The people of Middle Granville (now West Granville) regarded Lemuel as “one raised up of God” and asked him to lead devotions in their church, which had no minister. The community encouraged him to become a minister, and although it was arranged to have him attend Dartmouth, Lemuel was apprehensive and did not go.

Instead, he studied Latin with Rev. Daniel Farrand of New Canaan and then Greek with Rev. William Bradford of Wintonbury (now Bloomfield). Lemuel taught school in exchange for the lessons in Greek.

In 1780, he passed an exam in theology and languages and received a license to preach. He was 27 years old. Lemuel Haynes was unanimously called to be the first pastor at the Congregational Church in Middle Granville, which he accepted.

“It was a wonder of the age to be invited to be the spiritual leader in the town that knew him as a servant boy and under all the disabilities of his humble extraction.”

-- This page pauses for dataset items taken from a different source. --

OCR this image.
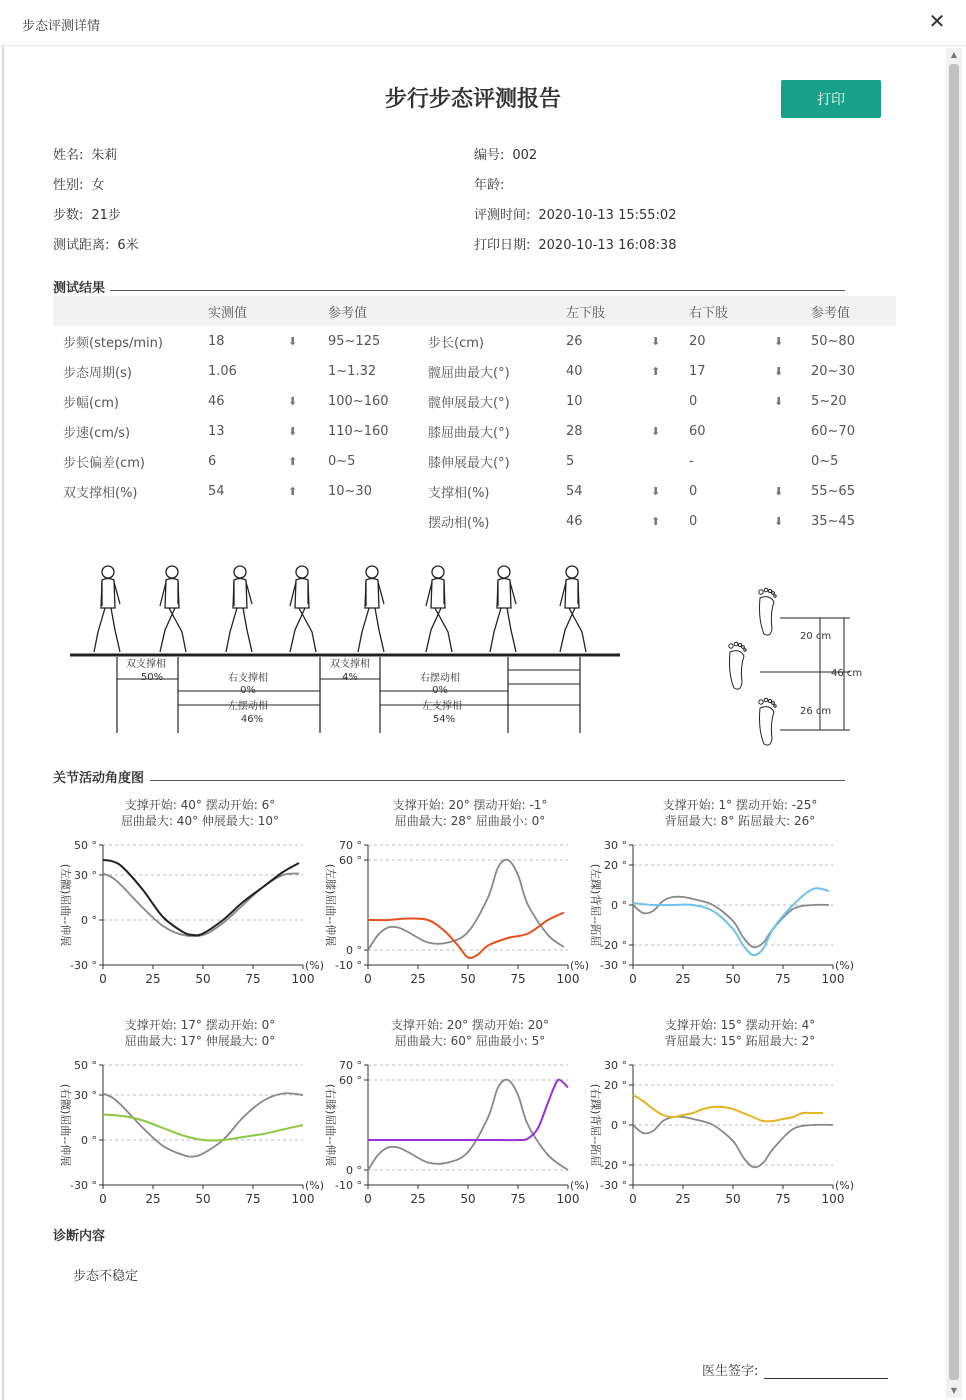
步态评测详情	✕
▲
▼
步行步态评测报告	打印
姓名: 朱莉
性别: 女
步数: 21步
测试距离: 6米
编号: 002
年龄:
评测时间: 2020-10-13 15:55:02
打印日期: 2020-10-13 16:08:38
测试结果
	实测值		参考值		左下肢		右下肢		参考值
步频(steps/min)	18	⬇	95~125	步长(cm)	26	⬇	20	⬇	50~80
步态周期(s)	1.06		1~1.32	髋屈曲最大(°)	40	⬆	17	⬇	20~30
步幅(cm)	46	⬇	100~160	髋伸展最大(°)	10		0	⬇	5~20
步速(cm/s)	13	⬇	110~160	膝屈曲最大(°)	28	⬇	60		60~70
步长偏差(cm)	6	⬆	0~5	膝伸展最大(°)	5		-		0~5
双支撑相(%)	54	⬆	10~30	支撑相(%)	54	⬇	0	⬇	55~65
				摆动相(%)	46	⬆	0	⬇	35~45
双支撑相
50%	右支撑相
0%
左摆动相
46%
双支撑相
4%	右摆动相
0%
左支撑相
54%
20 cm
46 cm
26 cm
关节活动角度图
支撑开始: 40° 摆动开始: 6°
屈曲最大: 40° 伸展最大: 10°
50 °
30 °
0 °
-30 °
0	25	50	75	100
(%)
(左髋)屈曲--伸展
支撑开始: 20° 摆动开始: -1°
屈曲最大: 28° 屈曲最小: 0°
70 °
60 °
0 °
-10 °
0	25	50	75	100
(%)
(左膝)屈曲--伸展
支撑开始: 1° 摆动开始: -25°
背屈最大: 8° 跖屈最大: 26°
30 °
20 °
0 °
-20 °
-30 °
0	25	50	75	100
(%)
(左踝)背屈--跖屈
支撑开始: 17° 摆动开始: 0°
屈曲最大: 17° 伸展最大: 0°
50 °
30 °
0 °
-30 °
0	25	50	75	100
(%)
(右髋)屈曲--伸展
支撑开始: 20° 摆动开始: 20°
屈曲最大: 60° 屈曲最小: 5°
70 °
60 °
0 °
-10 °
0	25	50	75	100
(%)
(右膝)屈曲--伸展
支撑开始: 15° 摆动开始: 4°
背屈最大: 15° 跖屈最大: 2°
30 °
20 °
0 °
-20 °
-30 °
0	25	50	75	100
(%)
(右踝)背屈--跖屈
诊断内容
步态不稳定
医生签字:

Rev. Haynes stayed five years in Granville and was known for his eloquent sermons. It was said of him that, “His articulation was uncommonly distinct and that he presented arguments with great simplicity and striking effect.”

During his Granville ministry, in 1783, Lemuel Haynes married Elizabeth Babbitt. She was teaching school in Granville Center and “possessed a refined education for that day.” Although she was virtuous and pious, she was not shy, because she proposed to him. The marriage of a white woman to their black minister was approved of by all the local clergy and the community. 

Elizabeth was born in Dighton, Massachusetts in 1763 and died in 1836. They had ten children and “all were pious but one.”

In 1785, Haynes was ordained as an evangelist minister and called to Torrington, the first African-American ordained in the United States. According to Rev. Cooley, “He overcame the prejudice of bigots with the power of his preaching.” Some internet and historical sources claim that Haynes left after two years, due to the active prejudice of several members. 

Haynes was then sent to Vermont as a traveling missionary. It was a “season of great moral darkness in New England and Vermont was considered a moral desert.” In 1788, he accepted a call to be the minister of the mostly white (with a few poor Africans) West Parish Church in Rutland, Vermont (now West Rutland).